The visionary TFDC project was led by DCNR forester Kevin Wareing as the Head of Forest Commerce Branch, while on-site construction was managed over two of Toolangi's notoriously wet and cold winters by forester John Cunningham. The exhibition design was by Rosemary Simons with many others in support.

Once it became operational the responsibility shifted to Forest Management Branch in Melbourne, headed by David Holmes. A Forest Environment team, led by Mike Leonard, worked closely with the staff at Toolangi and North East Region of DCNR to implement the education programs.

== Forest Education Programs ==
In the early years of the operations of the TFDC, qualified sessional teachers were recruited to run the education programs and it proved a huge success with between 10,000 and 12,000 students each year and many repeat visitors.

A highlight in 1996 was the International Sculpture Festival and the establishment of a trail leading from the centre through the bush.

But sudden departmental funding cuts at the end of 1998 caused the closure of the main TFDC building, although the education programs continued to operate from an adjacent tin shed (AKA the Discovery Tree) under a three-year contract with the Northern Melbourne Institute of TAFE.

At the conclusion of the TAFE arrangement, the forest education programs came back under the department's umbrella using up to 10–12 sessional teachers.

During this period, the main TDFC building was sometimes open on weekends and public holidays, depending on available funding.

In 2003, the Natural Resources Conservation League (NRCL) closed its nursery in Springvale and needed a new home. It leased space at Toolangi, but in 2007 moved to the Waterwheel Centre in Warburton.

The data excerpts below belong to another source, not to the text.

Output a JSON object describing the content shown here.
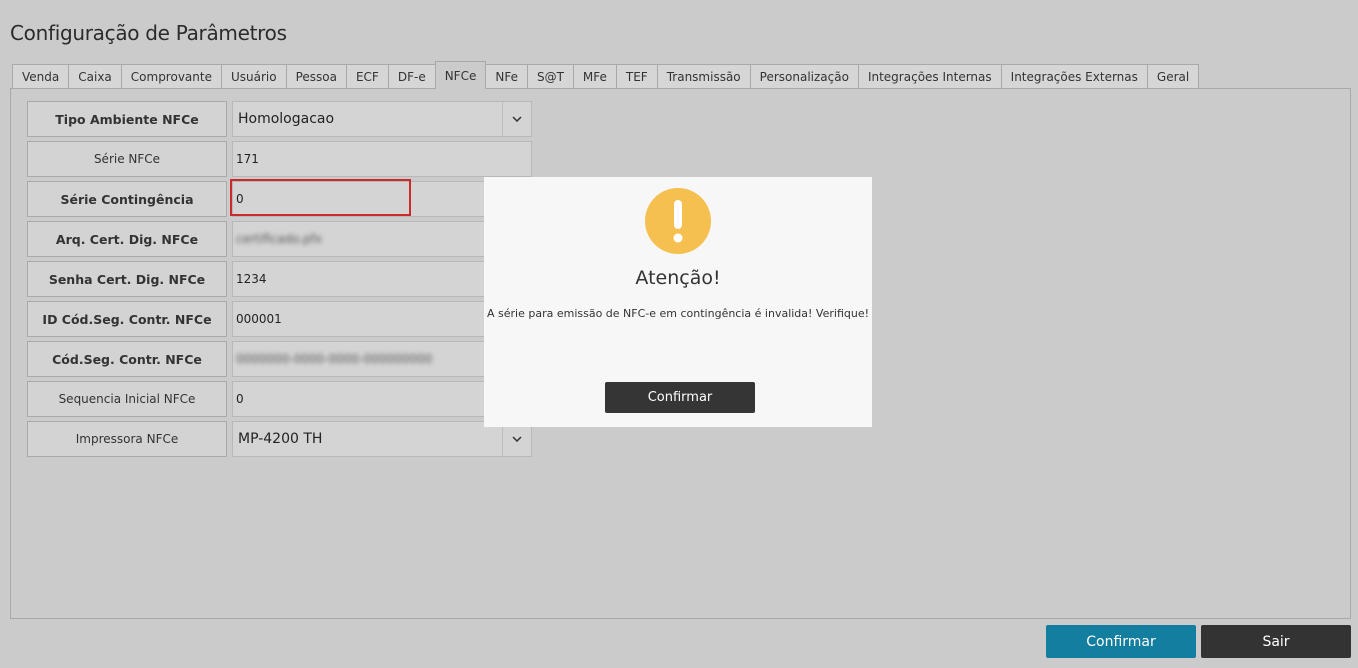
{
  "page": {
    "title": "Configuração de Parâmetros"
  },
  "tabs": [
    {
      "label": "Venda",
      "active": false
    },
    {
      "label": "Caixa",
      "active": false
    },
    {
      "label": "Comprovante",
      "active": false
    },
    {
      "label": "Usuário",
      "active": false
    },
    {
      "label": "Pessoa",
      "active": false
    },
    {
      "label": "ECF",
      "active": false
    },
    {
      "label": "DF-e",
      "active": false
    },
    {
      "label": "NFCe",
      "active": true
    },
    {
      "label": "NFe",
      "active": false
    },
    {
      "label": "S@T",
      "active": false
    },
    {
      "label": "MFe",
      "active": false
    },
    {
      "label": "TEF",
      "active": false
    },
    {
      "label": "Transmissão",
      "active": false
    },
    {
      "label": "Personalização",
      "active": false
    },
    {
      "label": "Integrações Internas",
      "active": false
    },
    {
      "label": "Integrações Externas",
      "active": false
    },
    {
      "label": "Geral",
      "active": false
    }
  ],
  "form": {
    "tipo_ambiente": {
      "label": "Tipo Ambiente NFCe",
      "value": "Homologacao"
    },
    "serie": {
      "label": "Série NFCe",
      "value": "171"
    },
    "serie_contingencia": {
      "label": "Série Contingência",
      "value": "0"
    },
    "arq_cert": {
      "label": "Arq. Cert. Dig. NFCe",
      "value": "certificado.pfx"
    },
    "senha_cert": {
      "label": "Senha Cert. Dig. NFCe",
      "value": "1234"
    },
    "id_cod_seg": {
      "label": "ID Cód.Seg. Contr. NFCe",
      "value": "000001"
    },
    "cod_seg": {
      "label": "Cód.Seg. Contr. NFCe",
      "value": "0000000-0000-0000-000000000"
    },
    "sequencia_inicial": {
      "label": "Sequencia Inicial NFCe",
      "value": "0"
    },
    "impressora": {
      "label": "Impressora NFCe",
      "value": "MP-4200 TH"
    }
  },
  "dialog": {
    "title": "Atenção!",
    "message": "A série para emissão de NFC-e em contingência é invalida! Verifique!",
    "confirm_label": "Confirmar",
    "icon": "exclamation-icon",
    "icon_color": "#f5c04f"
  },
  "footer": {
    "confirm_label": "Confirmar",
    "exit_label": "Sair"
  },
  "colors": {
    "confirm_button": "#137e9f",
    "exit_button": "#333333",
    "error_highlight": "#cc2a2a"
  }
}
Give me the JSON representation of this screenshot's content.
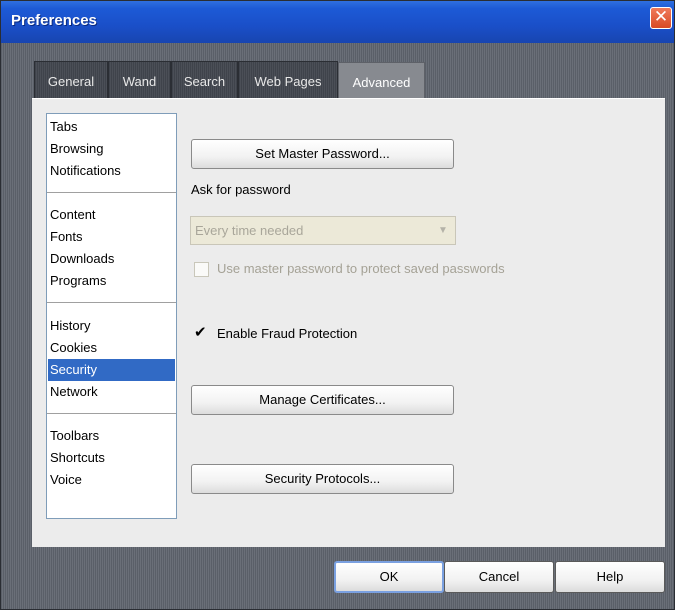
{
  "window": {
    "title": "Preferences",
    "close_symbol": "✕"
  },
  "tabs": [
    {
      "label": "General"
    },
    {
      "label": "Wand"
    },
    {
      "label": "Search"
    },
    {
      "label": "Web Pages"
    },
    {
      "label": "Advanced",
      "active": true
    }
  ],
  "categories": {
    "group1": [
      "Tabs",
      "Browsing",
      "Notifications"
    ],
    "group2": [
      "Content",
      "Fonts",
      "Downloads",
      "Programs"
    ],
    "group3": [
      "History",
      "Cookies",
      "Security",
      "Network"
    ],
    "group4": [
      "Toolbars",
      "Shortcuts",
      "Voice"
    ],
    "selected": "Security"
  },
  "security": {
    "master_password_button": "Set Master Password...",
    "ask_for_password_label": "Ask for password",
    "ask_for_password_value": "Every time needed",
    "use_master_password_label": "Use master password to protect saved passwords",
    "use_master_password_checked": false,
    "fraud_protection_label": "Enable Fraud Protection",
    "fraud_protection_checked": true,
    "manage_certificates_button": "Manage Certificates...",
    "security_protocols_button": "Security Protocols..."
  },
  "dialog_buttons": {
    "ok": "OK",
    "cancel": "Cancel",
    "help": "Help"
  },
  "icons": {
    "close": "close-icon",
    "dropdown": "chevron-down-icon",
    "check": "check-icon"
  },
  "colors": {
    "titlebar": "#1d5ad6",
    "selection": "#316ac5",
    "close_button": "#d84a25"
  }
}
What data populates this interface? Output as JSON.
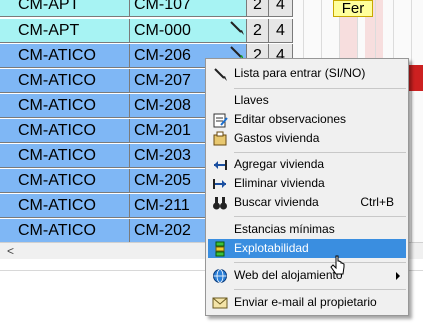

Some forest education programs continued until June 2012, when the department announced that forest education was no longer “core business”.

By the beginning of 2013 one of Australia's oldest registered environmental charities, the Gould League, had also been trained to run existing programs at the Discovery Tree, which continue to this day.

== Closure ==
In about 2000 the proprietors of the Toolangi General Store approached the department to convert part of the main building into a coffee shop, the Crosscut Kiosk. The existing staff tearoom was extended and some of the displays were removed to make space for tables. However, the proposal did not ultimately succeed, and the Toolangi Tavern was built instead, next to the site of the general store.

There had been grave fears for the wooden building during the 2009 Black Saturday bushfires when part of the adjoining departmental offices and State forest were destroyed.

Between 2015 and 2018 there was an unsuccessful effort by a community group to establish a Committee of Management under the Crown Lands (Reserves) Act 1978 and revive the main TFDC as a tourist information centre, gallery and Ecology Café.

But critical maintenance of the iconic wooden building had been neglected, and the structure slowly deteriorated, while the costs of repair and restoration to modern building and fire protection standards began to climb into the millions.

Sadly, by August 2018 the Toolangi Forest Discovery Centre once again fell silent. A second Committee of Management was appointed and in 2021 began a planning scheme amendment process with Murrindindi Shire, as well as writing a business case, for the TFDC and the surrounding lands to be more broadly used by the community and for commercial purposes. The land is permanent Crown land and remains in public ownership.

In the meantime (2023), the Toolangi Forest Discovery Centre remains closed leaving a huge void in much needed, hands-on, balanced and factual education materials about forests and bushfires for students and the general public.